Alex Kane: For many unionists, the ending of partition spells the end of their identity

Alex Kane

Alex Kane

Alex Kane is an Irish News columnist and political commentator and a former director of communications for the Ulster Unionist Party.

DUP founding member Wallace Thompson. Photo: Paul Faith/PA Wire
DUP founding member Wallace Thompson. Photo: Paul Faith/PA Wire

They really don't come much more unionist than Wallace Thompson. He was one of the DUP's founding members; close to Ian Paisley for decades; a special adviser to Nigel Dodds when he was minister of finance; a member of the Orange; and one of the key people in a lobby group known as the Caleb Foundation, which has been described as the "rock upon which the DUP was built."

This was Thompson speaking a few days ago, responding to a question from the News Letter's Sam McBride: "I still believe in the union but the protocol has created a crisis for unionism once again and I feel we must learn from what has happened to us in the past. As unionists we've been betrayed over and over again and we're always on the back foot. There's a pattern that's repeated - there's the betrayal, there's the fightback, there are the attempts to undo the damage that rarely ever succeed."

That's quite an admission for a unionist to make: not least because it prompts constitutional opponents to ask: "But why do you support a union whose political leadership serially betrays you? Why the loyalty to people who don't seem to care about you? How would you even persuade a small-n nationalist or constitutional agnostic that the union is preferable to a united Ireland where your voice and votes might actually matter?

Thompson went further: "It's about future generations, and we need both sides to be able to listen to each other, and to seek to genuinely understand each other's perspectives, concerns and expectations. In this centenary year there needs to be a meaningful, open and honest debate...Too many nationalist politicians and commentators seem either unable or unwilling to understand the Ulster Protestant mindset. It's often portrayed by them as triumphalist and sectarian, whereas it is based on genuinely held and totally legitimate principles. Over the years when it has reacted angrily, it has done so out of a sense of fear that it was being threatened with destruction."

He makes a crucial point. The fire of Irish unity has never been extinguished in my lifetime. Even if unionist governments from 1921-72 had held out the hand of friendship to the Catholic minority the fire wouldn't have been extinguished. And that's because partition struck at the very core of their identity: that sense of who they were and who they wanted to be recognised as.

This may come as a shock to some elements of nationalism, but that sense of identity - who we are and who we want to be recognised as - matters just as much to those of us who are unionist. Unionism is another form of nationalism and it is just as valid as the nationalism of those who regard themselves as Irish. For many unionists, the ending of partition - a united Ireland, in other words - spells the end of their identity. Our country disappears. Our constitutional linkage to the UK disappears. We become something different: significantly so.

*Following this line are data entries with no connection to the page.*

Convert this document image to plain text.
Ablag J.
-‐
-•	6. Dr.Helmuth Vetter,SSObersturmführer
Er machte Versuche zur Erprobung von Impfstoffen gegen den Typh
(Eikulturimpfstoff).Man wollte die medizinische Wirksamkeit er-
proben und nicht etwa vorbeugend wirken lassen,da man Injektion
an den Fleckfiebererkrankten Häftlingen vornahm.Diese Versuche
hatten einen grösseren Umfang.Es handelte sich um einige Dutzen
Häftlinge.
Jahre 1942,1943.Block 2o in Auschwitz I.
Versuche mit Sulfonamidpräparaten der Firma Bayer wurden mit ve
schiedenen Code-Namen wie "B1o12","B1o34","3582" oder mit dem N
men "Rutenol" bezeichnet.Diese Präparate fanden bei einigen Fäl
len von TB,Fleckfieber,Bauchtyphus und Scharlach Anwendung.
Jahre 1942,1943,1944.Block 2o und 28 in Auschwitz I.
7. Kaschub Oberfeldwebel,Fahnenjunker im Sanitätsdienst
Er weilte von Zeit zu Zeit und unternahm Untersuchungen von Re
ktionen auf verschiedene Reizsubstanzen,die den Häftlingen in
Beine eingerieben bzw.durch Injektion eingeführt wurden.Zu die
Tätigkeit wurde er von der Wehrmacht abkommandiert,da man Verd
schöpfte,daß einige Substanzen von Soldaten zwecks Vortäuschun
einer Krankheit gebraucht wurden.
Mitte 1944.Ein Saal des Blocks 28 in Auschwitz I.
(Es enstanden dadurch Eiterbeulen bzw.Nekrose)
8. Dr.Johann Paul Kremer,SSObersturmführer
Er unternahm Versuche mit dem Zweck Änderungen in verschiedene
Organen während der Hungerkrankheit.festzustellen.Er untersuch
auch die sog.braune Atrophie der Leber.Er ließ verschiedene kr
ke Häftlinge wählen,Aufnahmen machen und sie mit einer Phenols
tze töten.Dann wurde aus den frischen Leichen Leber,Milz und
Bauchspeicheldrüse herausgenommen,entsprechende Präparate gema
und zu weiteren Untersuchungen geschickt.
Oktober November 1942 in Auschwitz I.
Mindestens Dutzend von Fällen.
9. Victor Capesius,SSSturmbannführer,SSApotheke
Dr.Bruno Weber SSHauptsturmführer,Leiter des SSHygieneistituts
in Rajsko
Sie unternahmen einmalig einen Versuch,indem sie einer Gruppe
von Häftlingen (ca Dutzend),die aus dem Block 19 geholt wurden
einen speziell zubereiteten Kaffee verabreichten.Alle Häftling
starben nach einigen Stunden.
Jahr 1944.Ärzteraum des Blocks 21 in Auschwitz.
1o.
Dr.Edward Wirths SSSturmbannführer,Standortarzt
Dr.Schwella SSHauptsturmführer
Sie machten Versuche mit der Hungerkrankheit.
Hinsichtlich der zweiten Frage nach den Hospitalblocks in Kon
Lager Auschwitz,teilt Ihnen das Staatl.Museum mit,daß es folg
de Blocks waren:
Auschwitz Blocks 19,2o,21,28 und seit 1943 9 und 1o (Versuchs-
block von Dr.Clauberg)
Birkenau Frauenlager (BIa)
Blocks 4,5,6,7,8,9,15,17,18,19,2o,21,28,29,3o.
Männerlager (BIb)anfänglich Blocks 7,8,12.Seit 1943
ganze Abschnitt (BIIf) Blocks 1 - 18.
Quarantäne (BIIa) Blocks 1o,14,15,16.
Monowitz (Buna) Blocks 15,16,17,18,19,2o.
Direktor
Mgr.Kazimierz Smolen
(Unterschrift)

Just before lockdown began last March I had a long conversation over an equally long lunch with an Irish nationalist friend who admitted that no matter how well governed Northern Ireland had been, or would be, he would still like to see a united Ireland in his lifetime. As he put it (and I'm paraphrasing, Tom): "The attitude of unionism has probably increased the appetite for unity as soon as possible for most of us, but the appetite has been there since day one of partition." For him partition represents the denial of a key dimension of his identity. And that is something I fully understand.

For me the end of partition and the removal of Northern Ireland from my address would represent the termination of a key dimension of my identity: almost like a victory of sorts for those nationalists who could never even bring themselves to use the name 'Northern Ireland'. That may seem like a ridiculous thing to say, yet the fact remains that the Northern Ireland reference in the United Kingdom of Great Britain and Northern Ireland matters very much to me: as does my citizenship of the UK (even if certain British governments really p*ss me off at times).

I'm not afraid of the Irish unity debate: and never have been. But if we are going to have it then it would help if key elements within nationalism acknowledged that my sense of identity is as valid as their sense of identity and not just some sort of 'planter hangover mentality'.